Simms: Stalin absence complicates Québec talks
Our war with Japs hinges on Russia
By William Philip Simms, Scripps-Howard foreign editor
Québec, Canada –
The absence of the Soviet Union from the Roosevelt-Churchill conference here complicates the job tremendously. It is like planning the invasion of France without knowing whether or not we could use Britain as a base of operations.
Of course, this is not Russia’s fault. On the contrary, it would have been folly for her to attack Japan while fighting for her life 5,000 miles away against Germany. and to have permitted us to use her Siberian bases would have been tantamount to a declaration of war against Nippon.

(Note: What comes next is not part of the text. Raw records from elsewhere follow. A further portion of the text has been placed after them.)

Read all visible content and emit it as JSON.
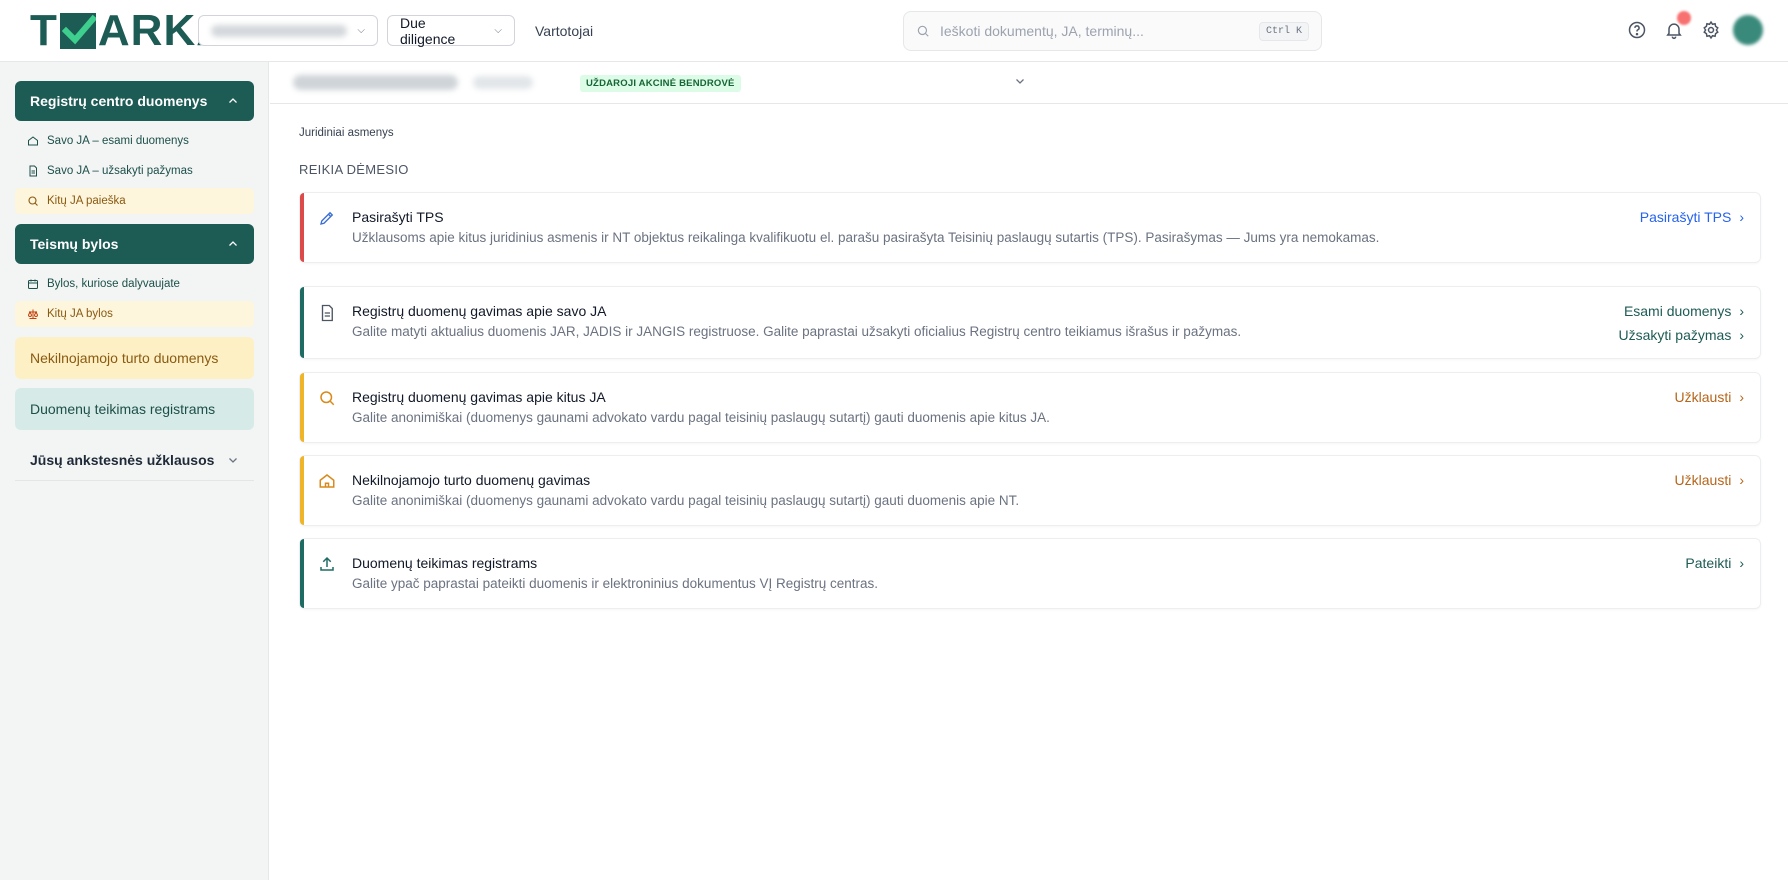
{
  "header": {
    "logo_text_left": "T",
    "logo_text_right": "ARKA",
    "due_diligence_label": "Due diligence",
    "users_link": "Vartotojai",
    "search_placeholder": "Ieškoti dokumentų, JA, terminų...",
    "search_shortcut": "Ctrl K"
  },
  "sidebar": {
    "registry_section": "Registrų centro duomenys",
    "registry_items": [
      "Savo JA – esami duomenys",
      "Savo JA – užsakyti pažymas",
      "Kitų JA paieška"
    ],
    "court_section": "Teismų bylos",
    "court_items": [
      "Bylos, kuriose dalyvaujate",
      "Kitų JA bylos"
    ],
    "real_estate": "Nekilnojamojo turto duomenys",
    "data_submit": "Duomenų teikimas registrams",
    "previous_requests": "Jūsų ankstesnės užklausos"
  },
  "subbar": {
    "company_type_badge": "UŽDAROJI AKCINĖ BENDROVĖ"
  },
  "main": {
    "breadcrumb": "Juridiniai asmenys",
    "section_title": "REIKIA DĖMESIO",
    "cards": [
      {
        "title": "Pasirašyti TPS",
        "desc": "Užklausoms apie kitus juridinius asmenis ir NT objektus reikalinga kvalifikuotu el. parašu pasirašyta Teisinių paslaugų sutartis (TPS). Pasirašymas — Jums yra nemokamas.",
        "actions": [
          "Pasirašyti TPS"
        ],
        "accent": "#dc4a4a",
        "icon": "pencil-icon"
      },
      {
        "title": "Registrų duomenų gavimas apie savo JA",
        "desc": "Galite matyti aktualius duomenis JAR, JADIS ir JANGIS registruose. Galite paprastai užsakyti oficialius Registrų centro teikiamus išrašus ir pažymas.",
        "actions": [
          "Esami duomenys",
          "Užsakyti pažymas"
        ],
        "accent": "#1d6b63",
        "icon": "document-icon"
      },
      {
        "title": "Registrų duomenų gavimas apie kitus JA",
        "desc": "Galite anonimiškai (duomenys gaunami advokato vardu pagal teisinių paslaugų sutartį) gauti duomenis apie kitus JA.",
        "actions": [
          "Užklausti"
        ],
        "accent": "#f0b429",
        "icon": "search-icon"
      },
      {
        "title": "Nekilnojamojo turto duomenų gavimas",
        "desc": "Galite anonimiškai (duomenys gaunami advokato vardu pagal teisinių paslaugų sutartį) gauti duomenis apie NT.",
        "actions": [
          "Užklausti"
        ],
        "accent": "#f0b429",
        "icon": "home-icon"
      },
      {
        "title": "Duomenų teikimas registrams",
        "desc": "Galite ypač paprastai pateikti duomenis ir elektroninius dokumentus VĮ Registrų centras.",
        "actions": [
          "Pateikti"
        ],
        "accent": "#1d6b63",
        "icon": "upload-icon"
      }
    ]
  },
  "colors": {
    "brand": "#1d5b55",
    "link_blue": "#2563eb",
    "link_teal": "#1d5b55",
    "link_orange": "#b7651a"
  }
}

But the war in Europe is now drawing to a close. Russia therefore may soon regain her freedom of action in Asia before the Pacific and Far Eastern plans now being made here can be put into practice.
What bases to use?
In any plan of campaign against Japan, the first problem is how to get at her. We have to decide whether to attack her from aircraft carriers or from land bases. If land bases, the question is, what bases? Outside Siberia, Japan holds all the nearby bases and before we can use them, we must capture them.
Thus, the planning of our invasion of Europe was comparatively simple Britain was at hand as an ideal base.
If we could use the maritime provinces of Siberia similarly in our war against the other end of the Axis, the calculations here at Québec would be immensely simplified. Vladivostok is only 600 miles from Tokyo. Siberia envelops Manchuria, which is vital to the Japanese war efforts, on three sides. With Russia in – if only because we could use Siberian bases – the war in the Pacific would be shortened by months at least and innumerable lives saved.
Situation is anomalous
Another irony of the situation here is that today at Dumbarton Oaks, in Washington, Russia, Britain and America are putting the finishing touches on a tentative plan for world security against post-war aggression. The Big Four, including China, have agreed to the use of force, if necessary, to check outlaw states. For Russia to refuse to help stop the Japanese aggression now, once Nazi Germany is knocked out, would just about rob the Dumbarton Oaks formula of its validity.
Thus, while Marshal Stalin is absent from the Roosevelt-Churchill meeting here, Russia cannot be left out of the picture. She will remain the big question mark hovering over the conference.
It is hardly too much to say that were Germany to surrender soon, and allow Russia to change her policy in Asia, most of the military planning here would at once become obsolete. That is, unless two alternate sets of plans are drawn up.